All at once Jakkin felt as if he were pitside. He felt the red's mind flooding into his, a rainbow effect that gave him a rush of courage. It was a game, then, all a game. Being a master, being a man, just meant learning the rules and how far to go. And he knew how to play. "The second," said Jakkin, smiling back. "After all, Heart's Blood is a First Fighter, and a winner. And," he hissed at Sarkkhan so that only the two of them could hear, "she's a mute." Then he stood straight and said loudly so that it carried to the crowd. "You'll be lucky to have pick of the s
econd."
Sarkkhan stood silently, as if considering both the boy and the crowd. He brushed his hair back from his forehead, exposing the blood scores; nodded. "Done," he said. "A hard bargain." Then he reached over and ruffled Jakkin's hair, saying back, "And I'll be glad to give my girl Akki to you. She needs a strong master." They walked off together.
The crowd, settling their bets, let them through.
"I thought you were a good learner," Sarkkhan said to the boy. "Second it is. Though," and he chuckled quietly, "you should remember this. There is rarely anything very good in a first hatching. That is something Likkarn has never learned. Second is the best by far."
"I didn't know that," said Jakkin.
"Why should you?" countered Sarkkhan. "You are not the best breeder on Austar IV. I am. But I like the name you picked. Heart's Blood out of Heart O'Mine. It suits."
They went through the doorway together to register the red and to stuff Jakkin's bag with his hard-earned dragon's gold.
23
THE TWIN MOONS cast shadows like blood scores across the sand. Jakkin hunkered down in the bowl-shaped depression and listened. Inside the wood-and-stone dragonry he could hear the mewling and scratching of hatchlings as they pipped out of their shells. One more night, maybe two, and the hatching would be complete.

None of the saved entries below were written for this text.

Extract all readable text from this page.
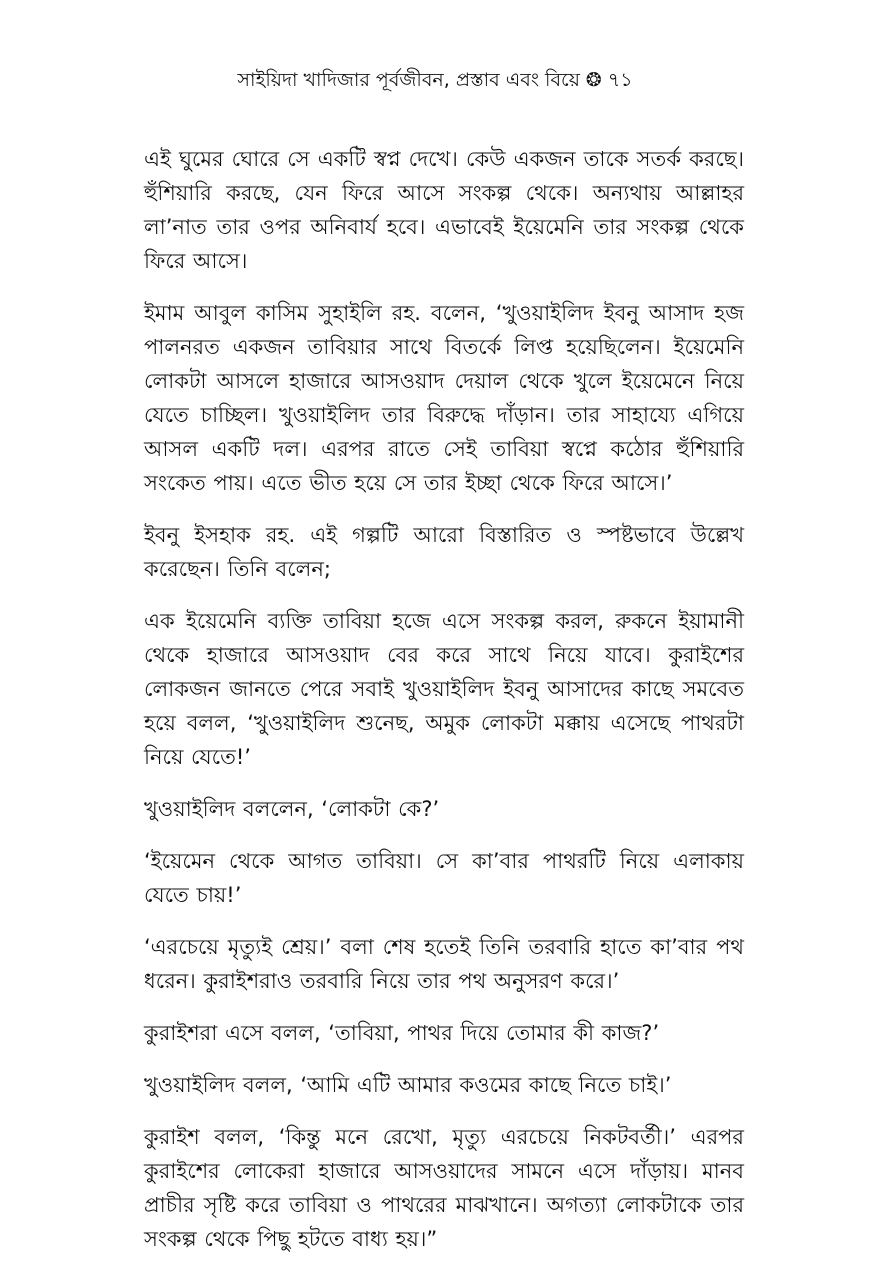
সাইয়িদা খাদিজার পূর্বজীবন, প্রস্তাব এবং বিয়ে ❂ ৭১

এই ঘুমের ঘোরে সে একটি স্বপ্ন দেখে। কেউ একজন তাকে সতর্ক করছে। হুঁশিয়ারি করছে, যেন ফিরে আসে সংকল্প থেকে। অন্যথায় আল্লাহর লা’নাত তার ওপর অনিবার্য হবে। এভাবেই ইয়েমেনি তার সংকল্প থেকে ফিরে আসে।

ইমাম আবুল কাসিম সুহাইলি রহ. বলেন, ‘খুওয়াইলিদ ইবনু আসাদ হজ পালনরত একজন তাবিয়ার সাথে বিতর্কে লিপ্ত হয়েছিলেন। ইয়েমেনি লোকটা আসলে হাজারে আসওয়াদ দেয়াল থেকে খুলে ইয়েমেনে নিয়ে যেতে চাচ্ছিল। খুওয়াইলিদ তার বিরুদ্ধে দাঁড়ান। তার সাহায্যে এগিয়ে আসল একটি দল। এরপর রাতে সেই তাবিয়া স্বপ্নে কঠোর হুঁশিয়ারি সংকেত পায়। এতে ভীত হয়ে সে তার ইচ্ছা থেকে ফিরে আসে।’

ইবনু ইসহাক রহ. এই গল্পটি আরো বিস্তারিত ও স্পষ্টভাবে উল্লেখ করেছেন। তিনি বলেন;

এক ইয়েমেনি ব্যক্তি তাবিয়া হজে এসে সংকল্প করল, রুকনে ইয়ামানী থেকে হাজারে আসওয়াদ বের করে সাথে নিয়ে যাবে। কুরাইশের লোকজন জানতে পেরে সবাই খুওয়াইলিদ ইবনু আসাদের কাছে সমবেত হয়ে বলল, ‘খুওয়াইলিদ শুনেছ, অমুক লোকটা মক্কায় এসেছে পাথরটা নিয়ে যেতে!’

খুওয়াইলিদ বললেন, ‘লোকটা কে?’

‘ইয়েমেন থেকে আগত তাবিয়া। সে কা’বার পাথরটি নিয়ে এলাকায় যেতে চায়!’

‘এরচেয়ে মৃত্যুই শ্রেয়।’ বলা শেষ হতেই তিনি তরবারি হাতে কা’বার পথ ধরেন। কুরাইশরাও তরবারি নিয়ে তার পথ অনুসরণ করে।’

কুরাইশরা এসে বলল, ‘তাবিয়া, পাথর দিয়ে তোমার কী কাজ?’

খুওয়াইলিদ বলল, ‘আমি এটি আমার কওমের কাছে নিতে চাই।’

কুরাইশ বলল, ‘কিন্তু মনে রেখো, মৃত্যু এরচেয়ে নিকটবর্তী।’ এরপর কুরাইশের লোকেরা হাজারে আসওয়াদের সামনে এসে দাঁড়ায়। মানব প্রাচীর সৃষ্টি করে তাবিয়া ও পাথরের মাঝখানে। অগত্যা লোকটাকে তার সংকল্প থেকে পিছু হটতে বাধ্য হয়।”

Near the stud barn was a newer, smaller barn. In that building Heart's Blood stayed apart from the other hens. She was still too young to breed, though under Sarkkhan's tutelage she and Jakkin had won two more fights. Sarkkhan said that Heart's Blood would command the best mating prices if she fought at least ten times in a variety of minor pits. After that, if she could win a championship in a major pit, she would be known all over the world.
Sleep, my worm, Jakkin thought as he stood and walked past the barn. A cool river of greens meandered slowly through his mind in response. He knew that Likkarn was asleep in the bondhouse and no other watchers had been set on his track. Sarkkhan trusted him. Jakkin would not betray that trust. Brooming his footsteps away for the first kilometer would not keep Likkarn or Sarkkhan from his private spot, but it would keep the other bonders from finding it. He still needed a place he could go. And he hoped that Akki might be waiting for him there.